Klarabergsviadukten 70, Section C6
Box 13089, SE-103 02
Stockholm, Sweden
Ladies and Gentlemen:
Re: | Registration Statement on Form S-8 – Veoneer, Inc. 2021 Stock Incentive Plan |
We have acted as counsel to Veoneer, Inc., a Delaware corporation (the “Company”), in connection with the above-referenced Registration Statement on Form S-8 (the “Registration Statement”) to be filed on the date hereof by the Company with the Securities and Exchange Commission (the “Commission”) to register under the Securities Act of 1933, as amended (the “Securities Act”), 14,543,491 shares of the Company’s common stock, $1.00 par value per share (the “Shares”), which may be issued by the Company upon the grant, exercise or settlement of awards pursuant to the Veoneer, Inc. 2021 Stock Incentive Plan (the “Plan”). We are furnishing this opinion letter pursuant to Item 8 of Form S-8 and Item 601(b)(5) of Regulation S-K under the Securities Act.
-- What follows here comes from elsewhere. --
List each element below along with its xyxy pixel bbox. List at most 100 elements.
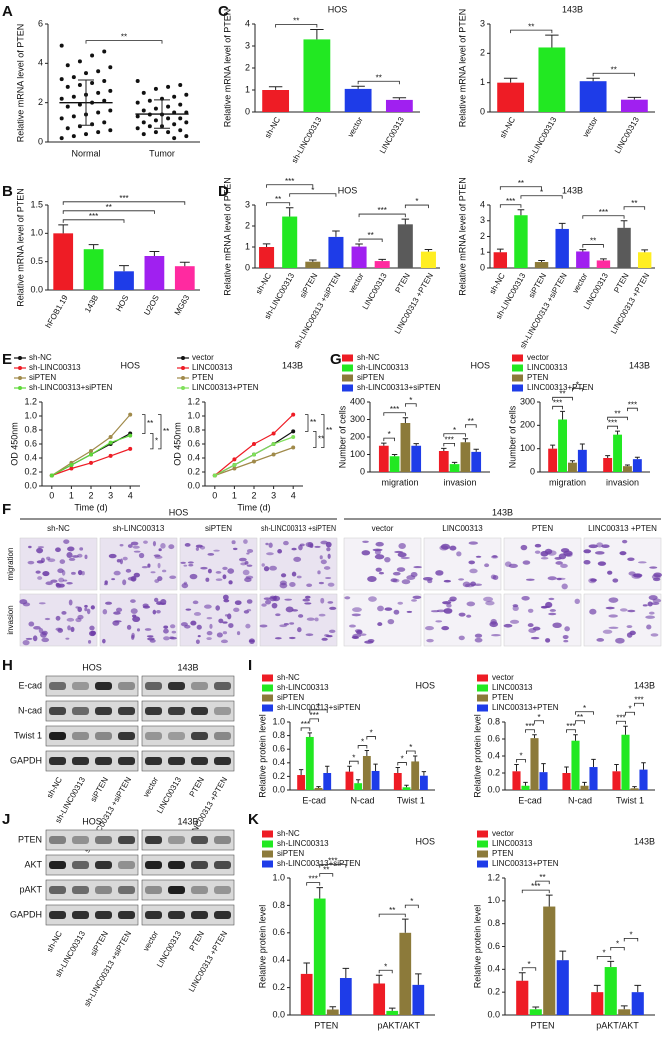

In connection with our opinion below, we have examined the Amended and Restated Certificate of Incorporation of the Company, the Amended and Restated Bylaws of the Company, records of proceedings of the Board of Directors and the stockholders of the Company deemed by us to be relevant to this opinion letter, the Plan and the Registration Statement. We also have made such further legal and factual examinations and investigations as we deemed necessary for purposes of expressing the opinion set forth herein. In our examination, we have assumed the genuineness of all signatures, the legal capacity of all natural persons, the authenticity of all documents submitted to us as original documents and the conformity to original documents of all documents submitted to us as certified, conformed, facsimile, electronic or photostatic copies.
As to certain factual matters relevant to this opinion letter, we have relied conclusively upon originals or copies, certified or otherwise identified to our satisfaction, of such other records, agreements, documents and instruments, including certificates or comparable documents of officers of the Company and of public officials, as we have deemed appropriate as a basis for the opinion hereinafter set forth. Except to the extent expressly set forth herein, we have made no independent investigations with regard to matters of fact, and, accordingly, we do not express any opinion as to matters that might have been disclosed by independent verification.
Our opinion set forth below is limited to the General Corporation Law of the State of Delaware, applicable provisions of the Constitution of the State of Delaware and reported judicial decisions interpreting such General Corporation Law and Constitution that, in our professional judgment, are normally applicable to transactions of the type contemplated by the Plan, and we do not express any opinion herein concerning any other laws.